John Scofield hat in mehr als vierzig Jahren Solokarriere eine Vielzahl stilistisch sehr unterschiedlicher Alben für so namhafte Jazzlabels wie Impulse!, Blue Note, Verve, EmArcy, Enja und Gramavision eingespielt. Auf ECM-Alben trat der Gitarrist bisher nur gelegentlich in Erscheinung. Aber wenn er es tat, dann war das Resultat stets herausragend. Zwei Alben nahm er als Mitglied von Bassist Marc Johnsons Band Bass Desires auf: “Bass Desires” (aufgenommen 1985) und “Second Sight” (1987).
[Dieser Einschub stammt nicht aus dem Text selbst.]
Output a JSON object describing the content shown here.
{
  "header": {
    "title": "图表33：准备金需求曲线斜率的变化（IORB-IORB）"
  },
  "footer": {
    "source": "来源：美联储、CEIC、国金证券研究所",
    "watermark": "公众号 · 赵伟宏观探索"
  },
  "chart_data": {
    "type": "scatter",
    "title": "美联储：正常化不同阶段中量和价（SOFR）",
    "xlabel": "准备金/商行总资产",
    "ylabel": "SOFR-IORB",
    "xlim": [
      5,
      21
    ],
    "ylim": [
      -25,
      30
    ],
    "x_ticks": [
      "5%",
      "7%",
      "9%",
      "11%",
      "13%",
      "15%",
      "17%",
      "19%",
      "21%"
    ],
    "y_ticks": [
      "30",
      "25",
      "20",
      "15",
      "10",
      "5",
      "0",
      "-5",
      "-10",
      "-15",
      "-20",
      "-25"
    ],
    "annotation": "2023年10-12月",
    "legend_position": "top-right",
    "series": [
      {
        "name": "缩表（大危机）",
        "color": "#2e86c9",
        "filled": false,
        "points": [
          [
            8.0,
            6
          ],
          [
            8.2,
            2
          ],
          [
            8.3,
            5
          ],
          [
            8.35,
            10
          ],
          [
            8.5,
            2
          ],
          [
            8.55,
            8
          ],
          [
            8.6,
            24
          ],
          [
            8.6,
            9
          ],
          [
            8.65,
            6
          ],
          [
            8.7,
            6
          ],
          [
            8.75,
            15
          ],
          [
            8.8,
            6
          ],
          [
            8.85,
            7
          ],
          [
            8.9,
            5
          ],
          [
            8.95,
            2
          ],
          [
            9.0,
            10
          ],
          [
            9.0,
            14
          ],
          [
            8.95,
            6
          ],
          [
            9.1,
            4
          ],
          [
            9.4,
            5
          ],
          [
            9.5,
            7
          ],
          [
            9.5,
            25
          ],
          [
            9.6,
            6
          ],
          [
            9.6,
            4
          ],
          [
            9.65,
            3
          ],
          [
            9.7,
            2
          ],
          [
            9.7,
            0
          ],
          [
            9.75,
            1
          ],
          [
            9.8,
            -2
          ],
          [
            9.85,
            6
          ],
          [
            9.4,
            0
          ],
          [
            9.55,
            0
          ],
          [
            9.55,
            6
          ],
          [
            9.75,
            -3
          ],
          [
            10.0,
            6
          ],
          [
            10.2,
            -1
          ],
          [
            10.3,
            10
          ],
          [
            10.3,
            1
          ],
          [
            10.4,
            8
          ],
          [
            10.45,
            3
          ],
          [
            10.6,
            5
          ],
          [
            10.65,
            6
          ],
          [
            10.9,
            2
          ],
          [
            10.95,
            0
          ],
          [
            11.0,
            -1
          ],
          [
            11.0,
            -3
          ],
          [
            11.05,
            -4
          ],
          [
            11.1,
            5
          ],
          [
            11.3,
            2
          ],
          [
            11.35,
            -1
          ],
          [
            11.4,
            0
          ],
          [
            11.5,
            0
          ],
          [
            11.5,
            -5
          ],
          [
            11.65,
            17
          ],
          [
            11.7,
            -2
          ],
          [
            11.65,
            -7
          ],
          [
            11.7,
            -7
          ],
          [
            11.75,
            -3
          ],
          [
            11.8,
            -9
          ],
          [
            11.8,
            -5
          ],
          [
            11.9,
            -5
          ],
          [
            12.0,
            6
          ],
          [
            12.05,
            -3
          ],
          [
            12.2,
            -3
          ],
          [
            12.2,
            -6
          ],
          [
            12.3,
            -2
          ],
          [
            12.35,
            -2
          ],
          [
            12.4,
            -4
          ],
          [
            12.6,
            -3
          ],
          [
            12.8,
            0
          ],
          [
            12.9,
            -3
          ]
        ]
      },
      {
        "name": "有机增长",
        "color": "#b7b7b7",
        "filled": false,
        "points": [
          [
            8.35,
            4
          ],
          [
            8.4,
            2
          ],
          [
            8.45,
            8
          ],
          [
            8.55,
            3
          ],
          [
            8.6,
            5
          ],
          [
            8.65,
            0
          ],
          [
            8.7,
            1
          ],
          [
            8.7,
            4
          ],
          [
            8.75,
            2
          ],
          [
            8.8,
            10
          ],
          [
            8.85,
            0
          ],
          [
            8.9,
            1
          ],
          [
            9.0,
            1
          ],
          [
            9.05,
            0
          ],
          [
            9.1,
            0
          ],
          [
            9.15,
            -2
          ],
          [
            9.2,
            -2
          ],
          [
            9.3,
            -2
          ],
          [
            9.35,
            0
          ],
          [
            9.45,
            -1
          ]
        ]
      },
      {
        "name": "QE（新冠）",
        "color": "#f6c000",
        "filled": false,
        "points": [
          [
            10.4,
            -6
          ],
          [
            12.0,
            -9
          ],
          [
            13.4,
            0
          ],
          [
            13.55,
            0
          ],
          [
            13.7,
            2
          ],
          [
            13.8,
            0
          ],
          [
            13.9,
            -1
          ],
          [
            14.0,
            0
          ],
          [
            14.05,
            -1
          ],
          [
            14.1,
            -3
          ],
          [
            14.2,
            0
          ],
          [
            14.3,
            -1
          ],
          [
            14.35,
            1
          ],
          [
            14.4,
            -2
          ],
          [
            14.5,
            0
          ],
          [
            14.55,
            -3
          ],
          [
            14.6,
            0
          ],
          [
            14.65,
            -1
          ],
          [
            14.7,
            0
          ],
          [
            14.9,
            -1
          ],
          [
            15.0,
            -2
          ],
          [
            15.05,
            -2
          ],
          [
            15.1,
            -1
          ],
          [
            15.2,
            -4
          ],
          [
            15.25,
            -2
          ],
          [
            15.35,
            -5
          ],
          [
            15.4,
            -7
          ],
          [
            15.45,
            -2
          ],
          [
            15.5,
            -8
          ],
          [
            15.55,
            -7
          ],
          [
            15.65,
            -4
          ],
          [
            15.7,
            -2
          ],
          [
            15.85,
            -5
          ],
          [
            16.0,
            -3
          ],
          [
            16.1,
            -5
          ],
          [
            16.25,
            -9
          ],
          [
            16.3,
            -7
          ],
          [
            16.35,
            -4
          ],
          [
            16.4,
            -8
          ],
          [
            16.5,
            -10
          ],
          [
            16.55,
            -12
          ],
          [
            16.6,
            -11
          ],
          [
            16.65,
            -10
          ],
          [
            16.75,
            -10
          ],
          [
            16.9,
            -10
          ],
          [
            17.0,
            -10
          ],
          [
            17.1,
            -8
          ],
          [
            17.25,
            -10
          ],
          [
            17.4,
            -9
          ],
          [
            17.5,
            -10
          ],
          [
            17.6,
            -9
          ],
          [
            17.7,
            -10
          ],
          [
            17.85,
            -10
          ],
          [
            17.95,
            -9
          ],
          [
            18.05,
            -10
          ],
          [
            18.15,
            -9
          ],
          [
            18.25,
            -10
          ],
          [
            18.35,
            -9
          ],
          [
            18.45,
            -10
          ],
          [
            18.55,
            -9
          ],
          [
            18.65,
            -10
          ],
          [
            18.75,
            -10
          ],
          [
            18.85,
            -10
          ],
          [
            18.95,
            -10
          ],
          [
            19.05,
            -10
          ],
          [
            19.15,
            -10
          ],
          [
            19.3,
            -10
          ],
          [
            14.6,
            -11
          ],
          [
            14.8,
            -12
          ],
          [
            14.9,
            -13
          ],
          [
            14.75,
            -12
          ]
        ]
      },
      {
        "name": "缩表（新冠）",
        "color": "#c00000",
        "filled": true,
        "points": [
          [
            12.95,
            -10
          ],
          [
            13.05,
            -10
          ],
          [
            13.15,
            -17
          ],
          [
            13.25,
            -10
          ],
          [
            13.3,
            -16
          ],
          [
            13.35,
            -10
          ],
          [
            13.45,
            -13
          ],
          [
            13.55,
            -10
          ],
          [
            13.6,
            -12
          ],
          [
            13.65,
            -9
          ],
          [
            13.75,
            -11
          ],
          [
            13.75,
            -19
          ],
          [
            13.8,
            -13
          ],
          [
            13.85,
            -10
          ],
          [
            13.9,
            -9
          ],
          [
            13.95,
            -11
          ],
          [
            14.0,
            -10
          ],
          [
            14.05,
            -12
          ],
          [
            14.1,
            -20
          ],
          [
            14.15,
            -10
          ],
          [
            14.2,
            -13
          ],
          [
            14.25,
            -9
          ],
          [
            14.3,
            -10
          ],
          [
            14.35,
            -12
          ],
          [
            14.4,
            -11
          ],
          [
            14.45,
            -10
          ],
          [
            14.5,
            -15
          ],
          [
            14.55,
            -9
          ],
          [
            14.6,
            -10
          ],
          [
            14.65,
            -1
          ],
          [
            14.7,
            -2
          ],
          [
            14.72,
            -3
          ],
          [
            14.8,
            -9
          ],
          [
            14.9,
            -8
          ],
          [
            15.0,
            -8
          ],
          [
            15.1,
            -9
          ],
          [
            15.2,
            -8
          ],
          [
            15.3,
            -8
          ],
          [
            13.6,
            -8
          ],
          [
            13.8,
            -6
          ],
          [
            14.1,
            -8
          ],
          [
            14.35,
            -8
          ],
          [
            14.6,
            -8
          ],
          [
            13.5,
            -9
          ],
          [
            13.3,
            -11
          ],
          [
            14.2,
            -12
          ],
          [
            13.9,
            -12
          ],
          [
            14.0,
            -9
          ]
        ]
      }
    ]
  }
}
Komplettiert wurde das All-Star-Ensemble durch den Gitarristen Bill Frisell und den damals noch bei Weather Report aktiven Schlagzeuger Peter Erskine. Auf “Shades Of Jade”, einem dritten Marc-Johnson-Album, war Scofield 2004 an der Seite seines langjährigen Spielpartners Joe Lovano zu hören. Im selben Jahr entstand live in der Londoner Queen Elizabeth Hall das Doppelalbum “Saudades”, auf dem Scofield als Mitglied des Trio Beyond mit Jack DeJohnette und Larry Goldings zu hören ist. Das Projekt war eine Hommage an Tony Williams' Lifetime. “Swallow Tales” ist nun das erste ECM-Album, das den Gitarristen endlich als Bandleader präsentiert.